Introducing Lean Six Sigma to Your Workforce

Introducing, then engaging, a workforce to lean six sigma is never an easy consideration. In the beginning acronyms such as DMAIC, CI, COQ, COPQ and foreign words like muda and kaizen can cause any attempts at implementing the methodology to be rebuffed. Hardline LSS leaders must soften the tone and find ways to create buy-in and a sense of ownership among the internal leaders. A slow introduction of the concepts, tools, and operations of LSS should be used.

Kaizen Blitz events sold as Rapid change, Continuous Improvement, or process evolution events, are a wonderful way to introduce quick, needed change while also familiarizing the workforce to LSS. The first event should be limited to low hanging fruit that has been carefully selected for the purpose.

Spend several weeks gathering data through conversation with the workforce, you will quickly key into the problem areas. Once you have found areas of opportunity collect the standard operating procedures and determine which problem is most likely to be solved, changes, implemented, and controls in place within 3 days.

Collect measurements of the process, what areas are in, out, and nowhere near SOP expectations and use this to determine the scope. Most importantly ensure managers and internal leaders agree and support the action.

Tool selection for this first event is highly important so use friendly names familiar to the local area and tools that are easy to grasp. Rather than Ishikawa diagram call it a fishbone diagram or cause and effect diagram. Use this first event to introduce the 7 or 8 types of waste and 5 whys.

Day 1 – Kick off the event, engage the internal leaders and subject matter experts of that department, have then map out the current state. Seeing the current state will create discussion, hopefully a heated debate. Everyone will have an idea of how to fix the problem/s and each one should be considered equally. Evaluate the current state and use the team knowledge combined with the information prepared before hand to determine the changes that will produce the greatest change.

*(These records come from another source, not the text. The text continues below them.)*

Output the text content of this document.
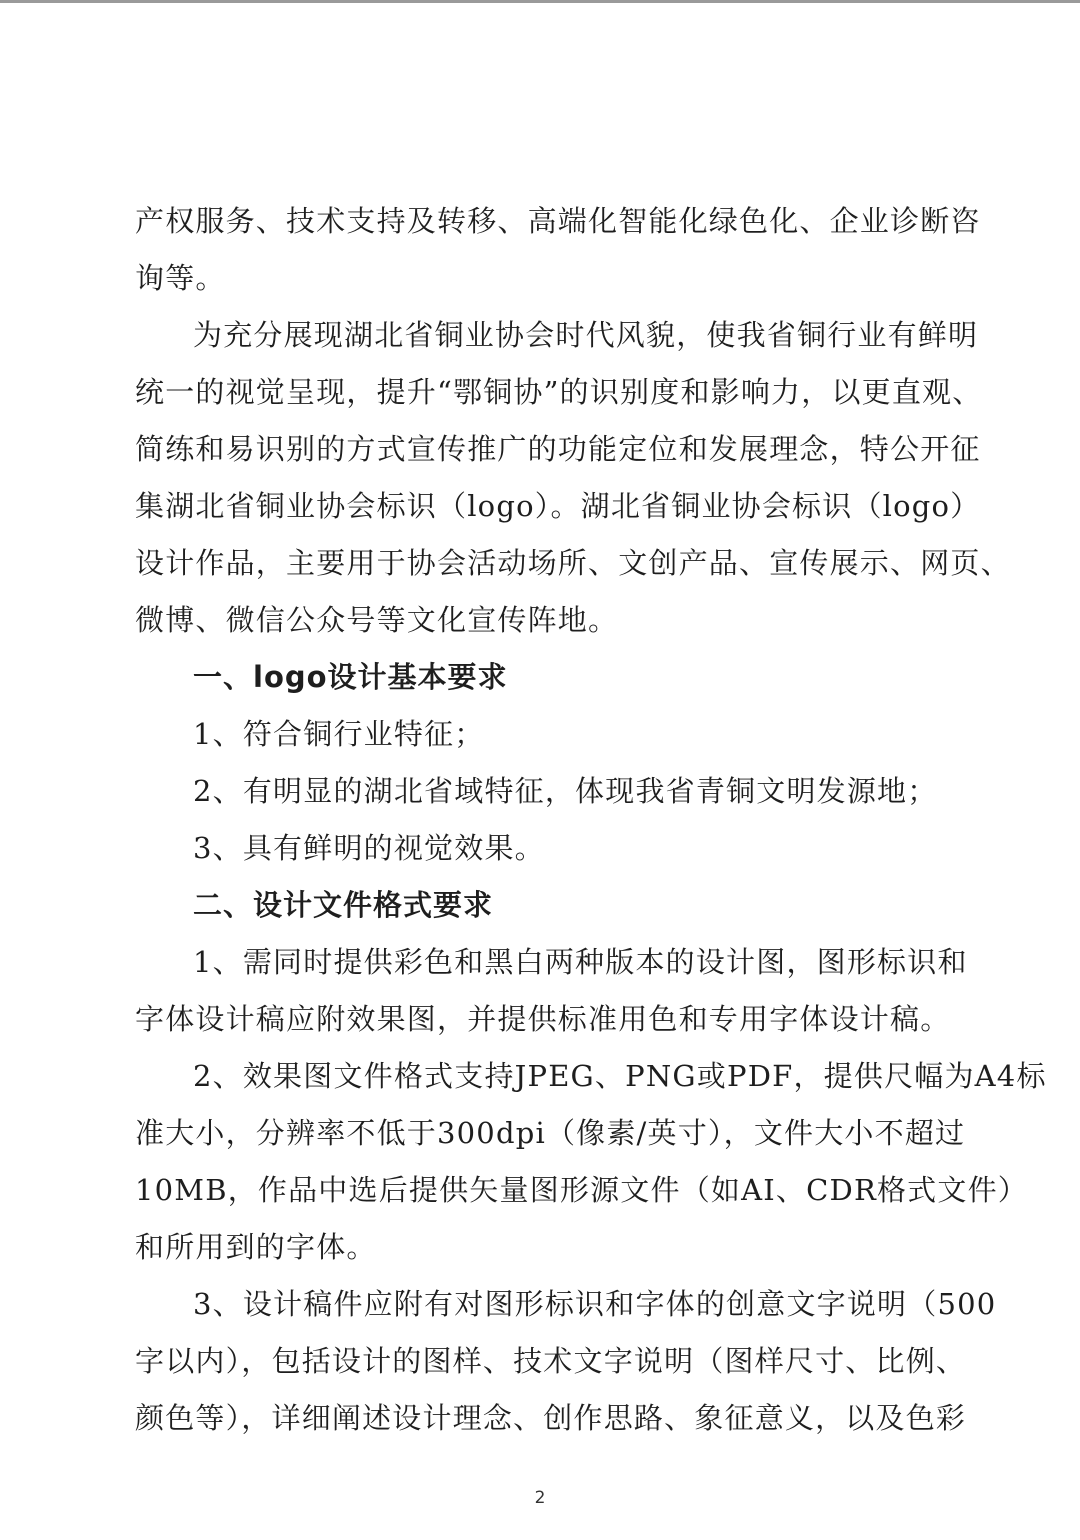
产权服务、技术支持及转移、高端化智能化绿色化、企业诊断咨
询等。
为充分展现湖北省铜业协会时代风貌，使我省铜行业有鲜明
统一的视觉呈现，提升“鄂铜协”的识别度和影响力，以更直观、
简练和易识别的方式宣传推广的功能定位和发展理念，特公开征
集湖北省铜业协会标识（logo）。湖北省铜业协会标识（logo）
设计作品，主要用于协会活动场所、文创产品、宣传展示、网页、
微博、微信公众号等文化宣传阵地。
一、logo设计基本要求
1、符合铜行业特征；
2、有明显的湖北省域特征，体现我省青铜文明发源地；
3、具有鲜明的视觉效果。
二、设计文件格式要求
1、需同时提供彩色和黑白两种版本的设计图，图形标识和
字体设计稿应附效果图，并提供标准用色和专用字体设计稿。
2、效果图文件格式支持JPEG、PNG或PDF，提供尺幅为A4标
准大小，分辨率不低于300dpi（像素/英寸），文件大小不超过
10MB，作品中选后提供矢量图形源文件（如AI、CDR格式文件）
和所用到的字体。
3、设计稿件应附有对图形标识和字体的创意文字说明（500
字以内），包括设计的图样、技术文字说明（图样尺寸、比例、
颜色等），详细阐述设计理念、创作思路、象征意义，以及色彩
2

Day 2 – Draft the future state free from the wasted steps or processes found during day 1. Have the team draft process maps and standard operating procedures to incorporate the changes. Present the new documents to all shareholders to ensure nothing essential to safety or quality has been overlooked. Finalize the documents and prepare them for publishing. Announce and Implement changes across the department.

Day 3 – Control and measure the changes. It is essential that viable, measurable, long lasting changes are captured and reported. Guide the team in creating tasks that ensure the new process is controlled for the following weeks until it has become habit.

Introducing Lean Six Sigma to the work force is introducing a culture of change. During these first few months it is important that you consider each idea presented and work the projects that have the most support. This must be an interactive process that ensures all stakeholders feel as though their voice is heard.

If properly managed this first event will garner interest throughout your workplace grapevine and pave the way for full adoption of LSS methodology. Ensuring your internal leaders understand that Lean is an employee driven system that rewards innovation and intelligent risk taking will encourage them to begin presenting project ideas forward.